Veterans

FBI's role in Tomah VA case under Senate scrutiny

A Senate committee has asked the FBI to explain why a veteran who died at the Tomah, Wisconsin, VA Medical Center contacted law enforcement before his accidental overdose death in August 2014.

Heather Simcakoski, the widow of Marine veteran Jason Simcakoski, testified in March that her husband sent texts and left voice messages with law enforcement agencies charging that some patients at the hospital were selling their prescription pain medications.

The Senate Homeland Security and Government Affairs Committee verified that Simcakoski had placed multiple calls to administrators at the Tomah VA, the Tomah police department and the FBI field office in Lacrosse, Wisconsin, in 2013.

Committee Chairman Sen.
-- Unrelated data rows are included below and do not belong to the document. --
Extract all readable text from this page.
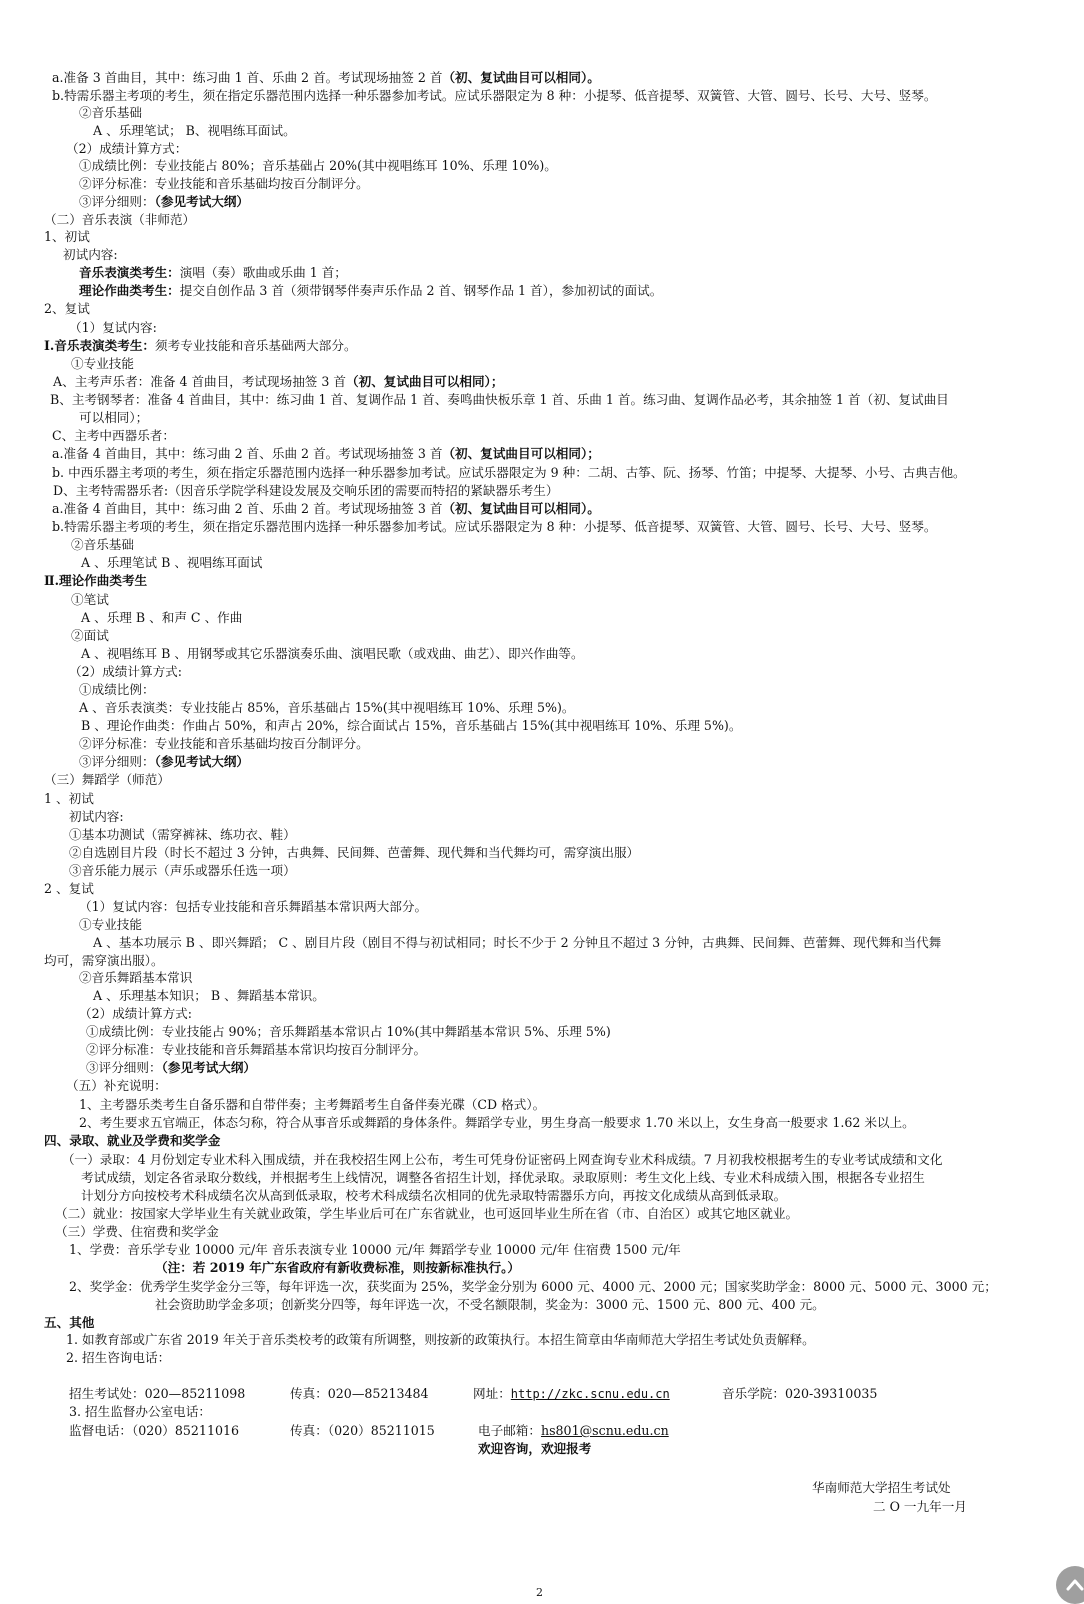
a.准备 3 首曲目，其中：练习曲 1 首、乐曲 2 首。考试现场抽签 2 首（初、复试曲目可以相同）。
b.特需乐器主考项的考生，须在指定乐器范围内选择一种乐器参加考试。应试乐器限定为 8 种：小提琴、低音提琴、双簧管、大管、圆号、长号、大号、竖琴。
②音乐基础
A 、乐理笔试； B、视唱练耳面试。
（2）成绩计算方式：
①成绩比例：专业技能占 80%；音乐基础占 20%(其中视唱练耳 10%、乐理 10%)。
②评分标准：专业技能和音乐基础均按百分制评分。
③评分细则：（参见考试大纲）
（二）音乐表演（非师范）
1、初试
初试内容:
音乐表演类考生：演唱（奏）歌曲或乐曲 1 首；
理论作曲类考生：提交自创作品 3 首（须带钢琴伴奏声乐作品 2 首、钢琴作品 1 首），参加初试的面试。
2、复试
（1）复试内容:
Ⅰ.音乐表演类考生：须考专业技能和音乐基础两大部分。
①专业技能
A、主考声乐者：准备 4 首曲目，考试现场抽签 3 首（初、复试曲目可以相同）；
B、主考钢琴者：准备 4 首曲目，其中：练习曲 1 首、复调作品 1 首、奏鸣曲快板乐章 1 首、乐曲 1 首。练习曲、复调作品必考，其余抽签 1 首（初、复试曲目
可以相同）；
C、主考中西器乐者：
a.准备 4 首曲目，其中：练习曲 2 首、乐曲 2 首。考试现场抽签 3 首（初、复试曲目可以相同）；
b. 中西乐器主考项的考生，须在指定乐器范围内选择一种乐器参加考试。应试乐器限定为 9 种：二胡、古筝、阮、扬琴、竹笛；中提琴、大提琴、小号、古典吉他。
D、主考特需器乐者:（因音乐学院学科建设发展及交响乐团的需要而特招的紧缺器乐考生）
a.准备 4 首曲目，其中：练习曲 2 首、乐曲 2 首。考试现场抽签 3 首（初、复试曲目可以相同）。
b.特需乐器主考项的考生，须在指定乐器范围内选择一种乐器参加考试。应试乐器限定为 8 种：小提琴、低音提琴、双簧管、大管、圆号、长号、大号、竖琴。
②音乐基础
A 、乐理笔试 B 、视唱练耳面试
Ⅱ.理论作曲类考生
①笔试
A 、乐理 B 、和声 C 、作曲
②面试
A 、视唱练耳 B 、用钢琴或其它乐器演奏乐曲、演唱民歌（或戏曲、曲艺）、即兴作曲等。
（2）成绩计算方式:
①成绩比例：
A 、音乐表演类：专业技能占 85%，音乐基础占 15%(其中视唱练耳 10%、乐理 5%)。
B 、理论作曲类：作曲占 50%，和声占 20%，综合面试占 15%，音乐基础占 15%(其中视唱练耳 10%、乐理 5%)。
②评分标准：专业技能和音乐基础均按百分制评分。
③评分细则：（参见考试大纲）
（三）舞蹈学（师范）
1 、初试
初试内容:
①基本功测试（需穿裤袜、练功衣、鞋）
②自选剧目片段（时长不超过 3 分钟，古典舞、民间舞、芭蕾舞、现代舞和当代舞均可，需穿演出服）
③音乐能力展示（声乐或器乐任选一项）
2 、复试
（1）复试内容：包括专业技能和音乐舞蹈基本常识两大部分。
①专业技能
A 、基本功展示 B 、即兴舞蹈； C 、剧目片段（剧目不得与初试相同；时长不少于 2 分钟且不超过 3 分钟，古典舞、民间舞、芭蕾舞、现代舞和当代舞
均可，需穿演出服）。
②音乐舞蹈基本常识
A 、乐理基本知识； B 、舞蹈基本常识。
（2）成绩计算方式:
①成绩比例：专业技能占 90%；音乐舞蹈基本常识占 10%(其中舞蹈基本常识 5%、乐理 5%)
②评分标准：专业技能和音乐舞蹈基本常识均按百分制评分。
③评分细则：（参见考试大纲）
（五）补充说明：
1、主考器乐类考生自备乐器和自带伴奏；主考舞蹈考生自备伴奏光碟（CD 格式）。
2、考生要求五官端正，体态匀称，符合从事音乐或舞蹈的身体条件。舞蹈学专业，男生身高一般要求 1.70 米以上，女生身高一般要求 1.62 米以上。
四、录取、就业及学费和奖学金
（一）录取：4 月份划定专业术科入围成绩，并在我校招生网上公布，考生可凭身份证密码上网查询专业术科成绩。7 月初我校根据考生的专业考试成绩和文化
考试成绩，划定各省录取分数线，并根据考生上线情况，调整各省招生计划，择优录取。录取原则：考生文化上线、专业术科成绩入围，根据各专业招生
计划分方向按校考术科成绩名次从高到低录取，校考术科成绩名次相同的优先录取特需器乐方向，再按文化成绩从高到低录取。
（二）就业：按国家大学毕业生有关就业政策，学生毕业后可在广东省就业，也可返回毕业生所在省（市、自治区）或其它地区就业。
（三）学费、住宿费和奖学金
1、学费：音乐学专业 10000 元/年 音乐表演专业 10000 元/年 舞蹈学专业 10000 元/年 住宿费 1500 元/年
（注：若 2019 年广东省政府有新收费标准，则按新标准执行。）
2、奖学金：优秀学生奖学金分三等，每年评选一次，获奖面为 25%，奖学金分别为 6000 元、4000 元、2000 元；国家奖助学金：8000 元、5000 元、3000 元；
社会资助助学金多项；创新奖分四等，每年评选一次，不受名额限制，奖金为：3000 元、1500 元、800 元、400 元。
五、其他
1. 如教育部或广东省 2019 年关于音乐类校考的政策有所调整，则按新的政策执行。本招生简章由华南师范大学招生考试处负责解释。
2. 招生咨询电话：
招生考试处：020—85211098	传真：020—85213484	网址：http://zkc.scnu.edu.cn	音乐学院：020-39310035
3. 招生监督办公室电话：
监督电话：（020）85211016	传真：（020）85211015	电子邮箱：hs801@scnu.edu.cn
欢迎咨询，欢迎报考
华南师范大学招生考试处
二 O 一九年一月
2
Ron Johnson, R-Wis., wrote to FBI director James Comey on Monday asking for more information on the nature of the communications as well as the bureau's response.

Heather Simcakoski told committee members that her husband's complaints went unheeded and his reports disappeared.

"Some patients were making so much money that they had saved enough … to put a down payment on a house," Simcakoski testified. "I would like to understand who was responsible for [Jason's] reports, where they are and why no one did anything."

The Center for Investigative Reporting published a report in January on problems at the Tomah VA hospital, finding that the number of pain prescriptions quintupled from 2004 to 2012, with rates rising sharply after Dr. David Houlihan, a psychiatrist, was hired as chief of staff.

The report said the facility had earned the nickname "Candy Land" among veterans for its profuse prescribing practices and Houlihan was known as the "Candy Man."

According to the report, the number of prescriptions for four common opiates — oxycodone, hydrocodone, methadone and morphine — soared from 8,370 in 2006 to 24,135 in 2014.

Johnson said his committee is continuing an investigation into the deaths of several veterans at the medical center, charges of drug diversion and sales and whistleblower retaliation.

The committee also is scrutinizing the VA Office of Inspector General investigation into the allegations as well as the Justice Department's work regarding the charges.

Johnson asked Comey to respond by Sept. 28.

Jason Simcakoski died from an accidental drug overdose while he was a patient in the facility's short-stay mental health facility.

The VA IG's investigation found that staff at the facility failed to properly prescribe and monitor his medications and blundered the medical response when Simcakoski was found unresponsive.

At the time of his death, he had taken 13 prescription medications within a 24-hour period, including several known to cause respiratory depression.